New York: Basic Books, 2006

Gaia theory tells us that the entire Earth, including the atmosphere, oceans, biosphere and upper layers of rock, functions as a single living superorganism, regulating its internal environment much as an animal regulates its body temperature and chemical balance. But now, say’s the theory’s founder, James Lovelock, that organism is sick. It ia running a fever born of the combination of a sun whose intensity is slowly growing over millions of years and an atmosphere whose greenhouse gases have recently spiked due to human activity. Earth will adjust to these stresses, but on time scales measured in the hundreds of millennia –and in the meantime, humanity faces a severe test. It is already too late, Lovelock says, to prevent the global climate from “flipping” into an entirely new equilibrium state that will leave the tropics uninhabitable, force much of humanity to flee to the poles, and threaten civilization along the way. The fever could last as long as a hundred thousand years.

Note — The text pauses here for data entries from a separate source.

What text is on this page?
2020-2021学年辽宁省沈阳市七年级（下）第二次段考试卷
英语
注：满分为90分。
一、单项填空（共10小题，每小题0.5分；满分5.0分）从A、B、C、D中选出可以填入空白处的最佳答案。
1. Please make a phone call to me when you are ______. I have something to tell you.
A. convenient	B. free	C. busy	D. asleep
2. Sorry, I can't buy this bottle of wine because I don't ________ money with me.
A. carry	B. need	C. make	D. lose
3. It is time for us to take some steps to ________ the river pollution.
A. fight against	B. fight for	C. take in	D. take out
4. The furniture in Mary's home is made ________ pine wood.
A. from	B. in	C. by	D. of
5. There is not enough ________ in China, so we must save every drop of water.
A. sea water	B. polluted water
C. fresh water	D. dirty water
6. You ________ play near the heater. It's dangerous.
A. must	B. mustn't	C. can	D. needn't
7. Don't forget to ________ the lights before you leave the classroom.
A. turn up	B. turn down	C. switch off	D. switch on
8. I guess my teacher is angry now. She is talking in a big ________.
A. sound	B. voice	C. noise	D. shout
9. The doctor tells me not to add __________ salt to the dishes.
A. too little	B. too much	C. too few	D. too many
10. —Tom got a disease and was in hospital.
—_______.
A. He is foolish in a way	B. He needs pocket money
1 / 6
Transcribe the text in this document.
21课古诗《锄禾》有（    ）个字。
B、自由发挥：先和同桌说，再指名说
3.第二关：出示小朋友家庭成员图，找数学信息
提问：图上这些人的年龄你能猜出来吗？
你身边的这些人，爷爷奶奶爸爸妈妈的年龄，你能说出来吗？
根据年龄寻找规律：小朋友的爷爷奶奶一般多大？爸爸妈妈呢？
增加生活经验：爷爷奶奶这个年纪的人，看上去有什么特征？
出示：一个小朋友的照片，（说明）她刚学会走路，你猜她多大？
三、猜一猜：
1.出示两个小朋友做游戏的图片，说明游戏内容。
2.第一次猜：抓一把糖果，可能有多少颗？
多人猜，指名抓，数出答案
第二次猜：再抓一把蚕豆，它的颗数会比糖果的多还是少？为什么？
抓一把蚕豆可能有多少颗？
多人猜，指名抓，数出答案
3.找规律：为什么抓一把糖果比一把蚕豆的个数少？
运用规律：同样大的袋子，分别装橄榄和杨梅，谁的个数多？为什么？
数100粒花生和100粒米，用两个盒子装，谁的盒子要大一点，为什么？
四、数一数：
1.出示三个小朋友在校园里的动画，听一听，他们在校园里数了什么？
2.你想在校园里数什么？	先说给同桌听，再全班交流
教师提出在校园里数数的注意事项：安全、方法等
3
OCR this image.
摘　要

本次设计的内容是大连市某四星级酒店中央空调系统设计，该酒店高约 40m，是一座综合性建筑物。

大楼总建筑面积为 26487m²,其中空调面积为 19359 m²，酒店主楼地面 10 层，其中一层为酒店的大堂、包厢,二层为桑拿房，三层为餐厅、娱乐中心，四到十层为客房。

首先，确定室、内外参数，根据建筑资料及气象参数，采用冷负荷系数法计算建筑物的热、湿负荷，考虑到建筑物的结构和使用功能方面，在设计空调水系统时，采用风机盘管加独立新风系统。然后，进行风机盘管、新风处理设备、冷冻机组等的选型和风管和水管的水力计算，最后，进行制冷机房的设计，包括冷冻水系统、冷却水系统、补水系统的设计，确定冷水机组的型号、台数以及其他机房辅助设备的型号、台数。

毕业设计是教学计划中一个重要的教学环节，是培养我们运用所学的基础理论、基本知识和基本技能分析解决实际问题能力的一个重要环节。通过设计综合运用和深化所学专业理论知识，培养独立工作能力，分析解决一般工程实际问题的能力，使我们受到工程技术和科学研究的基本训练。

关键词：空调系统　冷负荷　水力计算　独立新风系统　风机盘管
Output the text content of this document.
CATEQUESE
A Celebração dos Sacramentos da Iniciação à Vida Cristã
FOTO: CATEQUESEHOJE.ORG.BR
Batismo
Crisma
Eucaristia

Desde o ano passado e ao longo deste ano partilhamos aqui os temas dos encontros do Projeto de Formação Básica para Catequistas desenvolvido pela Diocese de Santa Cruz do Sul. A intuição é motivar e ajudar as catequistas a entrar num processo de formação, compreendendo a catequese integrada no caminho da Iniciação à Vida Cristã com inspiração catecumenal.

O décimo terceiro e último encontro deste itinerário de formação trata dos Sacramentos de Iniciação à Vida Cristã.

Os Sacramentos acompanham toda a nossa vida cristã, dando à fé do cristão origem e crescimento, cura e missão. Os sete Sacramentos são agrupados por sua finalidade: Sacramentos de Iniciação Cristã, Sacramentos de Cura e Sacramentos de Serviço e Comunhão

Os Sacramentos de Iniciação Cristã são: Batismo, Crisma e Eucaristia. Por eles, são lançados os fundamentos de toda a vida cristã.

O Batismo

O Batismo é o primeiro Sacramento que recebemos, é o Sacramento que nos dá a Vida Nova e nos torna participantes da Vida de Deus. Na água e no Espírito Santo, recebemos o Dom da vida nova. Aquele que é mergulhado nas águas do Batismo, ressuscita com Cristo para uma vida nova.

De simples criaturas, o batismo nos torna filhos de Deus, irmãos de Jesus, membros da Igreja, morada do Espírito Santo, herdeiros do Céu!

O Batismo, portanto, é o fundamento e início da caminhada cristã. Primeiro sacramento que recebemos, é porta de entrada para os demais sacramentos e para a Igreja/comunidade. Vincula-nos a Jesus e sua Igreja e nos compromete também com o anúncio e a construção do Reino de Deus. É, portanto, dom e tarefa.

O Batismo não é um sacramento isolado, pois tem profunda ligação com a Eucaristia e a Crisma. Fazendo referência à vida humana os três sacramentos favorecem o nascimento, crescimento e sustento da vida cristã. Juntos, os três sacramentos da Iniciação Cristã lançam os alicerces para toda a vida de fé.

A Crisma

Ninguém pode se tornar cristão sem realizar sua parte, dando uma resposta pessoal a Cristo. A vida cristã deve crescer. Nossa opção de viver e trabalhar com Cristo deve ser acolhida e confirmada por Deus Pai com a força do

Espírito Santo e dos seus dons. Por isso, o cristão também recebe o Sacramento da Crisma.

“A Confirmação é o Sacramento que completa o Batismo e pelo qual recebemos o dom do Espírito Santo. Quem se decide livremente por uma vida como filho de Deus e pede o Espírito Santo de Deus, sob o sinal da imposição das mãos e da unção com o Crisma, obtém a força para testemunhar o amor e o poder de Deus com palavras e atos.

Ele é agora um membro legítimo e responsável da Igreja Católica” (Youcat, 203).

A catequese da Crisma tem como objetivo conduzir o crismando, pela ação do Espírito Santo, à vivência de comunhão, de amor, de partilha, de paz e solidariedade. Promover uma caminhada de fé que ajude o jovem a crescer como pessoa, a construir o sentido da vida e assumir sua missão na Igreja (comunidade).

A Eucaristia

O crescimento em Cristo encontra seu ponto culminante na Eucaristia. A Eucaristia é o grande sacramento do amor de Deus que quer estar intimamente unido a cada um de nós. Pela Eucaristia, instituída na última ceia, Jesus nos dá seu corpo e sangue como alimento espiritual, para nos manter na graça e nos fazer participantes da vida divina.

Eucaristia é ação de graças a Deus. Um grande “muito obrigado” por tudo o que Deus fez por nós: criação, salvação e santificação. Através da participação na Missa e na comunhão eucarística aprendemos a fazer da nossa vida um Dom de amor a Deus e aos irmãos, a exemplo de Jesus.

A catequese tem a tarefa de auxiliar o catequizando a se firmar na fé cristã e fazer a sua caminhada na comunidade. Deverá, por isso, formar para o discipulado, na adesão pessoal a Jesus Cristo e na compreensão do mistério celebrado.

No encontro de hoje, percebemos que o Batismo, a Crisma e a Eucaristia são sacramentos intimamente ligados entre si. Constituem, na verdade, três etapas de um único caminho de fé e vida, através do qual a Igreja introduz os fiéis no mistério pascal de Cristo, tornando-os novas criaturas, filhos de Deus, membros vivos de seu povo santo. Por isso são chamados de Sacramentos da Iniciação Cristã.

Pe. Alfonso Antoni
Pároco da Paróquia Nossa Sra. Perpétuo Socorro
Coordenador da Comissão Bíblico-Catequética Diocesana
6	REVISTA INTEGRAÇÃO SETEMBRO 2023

Gaia the living and self-regulating Earth will look after itself as always. We as a species also are tough and humanity is sure to survive; what is most at risk is civilization. In the tradition of Silent Spring and The Diversity of Life, this is a call to action to address a major threat to our collective future.

James Lovelock is the author of more than two hundred scientific papers and the originator of the Gaia Hypothesis (now Gaia Theory) on which he has written several books. He has been a fellow of the Royal Society since 1974. Since 1961 he has worked as a wholly independent scientist but has retained links with universities in the United Kingdom and United States, and since 1964 he has been an honorary visiting fellow of Green College, University of Oxford. He has been described as “one of the great thinkers of our time” (New Scientist) and “one of the environmental movement’s most influential figures” (Observer). In 2004 he was made a Companion of Honour by Her Majesty the Queen, and in September 2005 Prospect Magazine named him as one of the world’s top 100 global public intellectuals. He lives in Lounceston, England.